A rectangular steel bar has length 250 mm, width 50 mm, and thickness 25 mm. The bar is subjected to a compressive force of 450 kN on the 250 mm x 50 mm face, a tensile force of 450 kN on the 250 mm x 25 mm face, and a tensile force of 45 kN on the 50 mm x 25 mm face.

(a) Find the change in volume of the bar under the force system.

Homework Equations

The forces can be assumed to be uniformly distributed over the respective faces.

Take E = 200 kN/mm$$^{2}$$ and Poissons ratio = 0.26

The Attempt at a Solution

I have calculated $$\sigma$$x = -0.036 kN/mm$$^{2}$$, $$\sigma$$y = 0.072 kN/mm$$^{2}$$ and $$\sigma$$z = 0.036 kN/mm$$^{2}$$.

With these values, using Hooke's Law: $$\epsilon$$ = 1/E[$$\sigma$$1 - $$\upsilon$$($$\sigma$$2 + $$\sigma$$3)] I have calculated:

$$\epsilon$$x = 3.6x10$$^{-4}$$, $$\epsilon$$y = -3.204x10$$^{-4}$$ and $$\epsilon$$z = 1.332x10$$^{-4}$$.

Furthermore, using the equation for volumetric strain: $$\nabla$$V/Vo = $$\epsilon$$(1-2$$\upsilon$$) I have calculated the change in volume to be 25.92 mm$$^{2}$$. This, according to the answer I have been provided with, appears to be incorrect.

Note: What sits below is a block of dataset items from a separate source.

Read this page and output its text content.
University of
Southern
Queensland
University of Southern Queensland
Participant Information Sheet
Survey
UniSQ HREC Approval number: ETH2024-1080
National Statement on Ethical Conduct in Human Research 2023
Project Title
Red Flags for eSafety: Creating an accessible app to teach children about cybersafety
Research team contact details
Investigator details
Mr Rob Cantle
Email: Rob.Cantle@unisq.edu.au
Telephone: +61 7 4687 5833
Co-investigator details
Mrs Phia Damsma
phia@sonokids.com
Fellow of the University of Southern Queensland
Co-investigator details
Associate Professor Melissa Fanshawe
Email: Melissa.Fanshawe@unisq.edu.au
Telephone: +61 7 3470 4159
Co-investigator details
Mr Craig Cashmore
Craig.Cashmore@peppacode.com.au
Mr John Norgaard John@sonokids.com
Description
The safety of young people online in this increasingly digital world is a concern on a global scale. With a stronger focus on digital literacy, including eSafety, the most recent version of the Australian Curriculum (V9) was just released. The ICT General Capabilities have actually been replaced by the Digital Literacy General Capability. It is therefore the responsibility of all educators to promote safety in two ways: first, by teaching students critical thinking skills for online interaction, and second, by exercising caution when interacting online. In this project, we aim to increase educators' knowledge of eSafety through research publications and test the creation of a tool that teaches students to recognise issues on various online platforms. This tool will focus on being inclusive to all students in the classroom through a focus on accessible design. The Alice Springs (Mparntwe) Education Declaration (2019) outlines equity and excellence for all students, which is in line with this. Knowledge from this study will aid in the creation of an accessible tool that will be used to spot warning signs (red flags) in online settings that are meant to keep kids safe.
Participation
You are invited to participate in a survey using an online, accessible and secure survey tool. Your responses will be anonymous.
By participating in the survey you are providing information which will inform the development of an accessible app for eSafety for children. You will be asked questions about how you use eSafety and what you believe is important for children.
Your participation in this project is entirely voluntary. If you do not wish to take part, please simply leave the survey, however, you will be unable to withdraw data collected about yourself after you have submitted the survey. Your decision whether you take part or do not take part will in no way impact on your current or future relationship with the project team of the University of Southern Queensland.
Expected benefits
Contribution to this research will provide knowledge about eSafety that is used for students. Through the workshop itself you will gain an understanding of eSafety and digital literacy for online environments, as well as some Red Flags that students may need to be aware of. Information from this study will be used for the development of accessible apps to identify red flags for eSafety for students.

I would appreciate any guidance with this.

 

[Mapes]

Hi cicatriz, welcome to PF. Try using this equation for change in volume:

$$\Delta V=V_0\left[(1+\epsilon_1)(1+\epsilon_2)(1+\epsilon_3)-1\right]$$

I'm not sure how the other one was derived (hydrostatic pressure maybe?) but it doesn't look right. I checked your strain values and they look fine. The change in volume should be about twice what you got previously.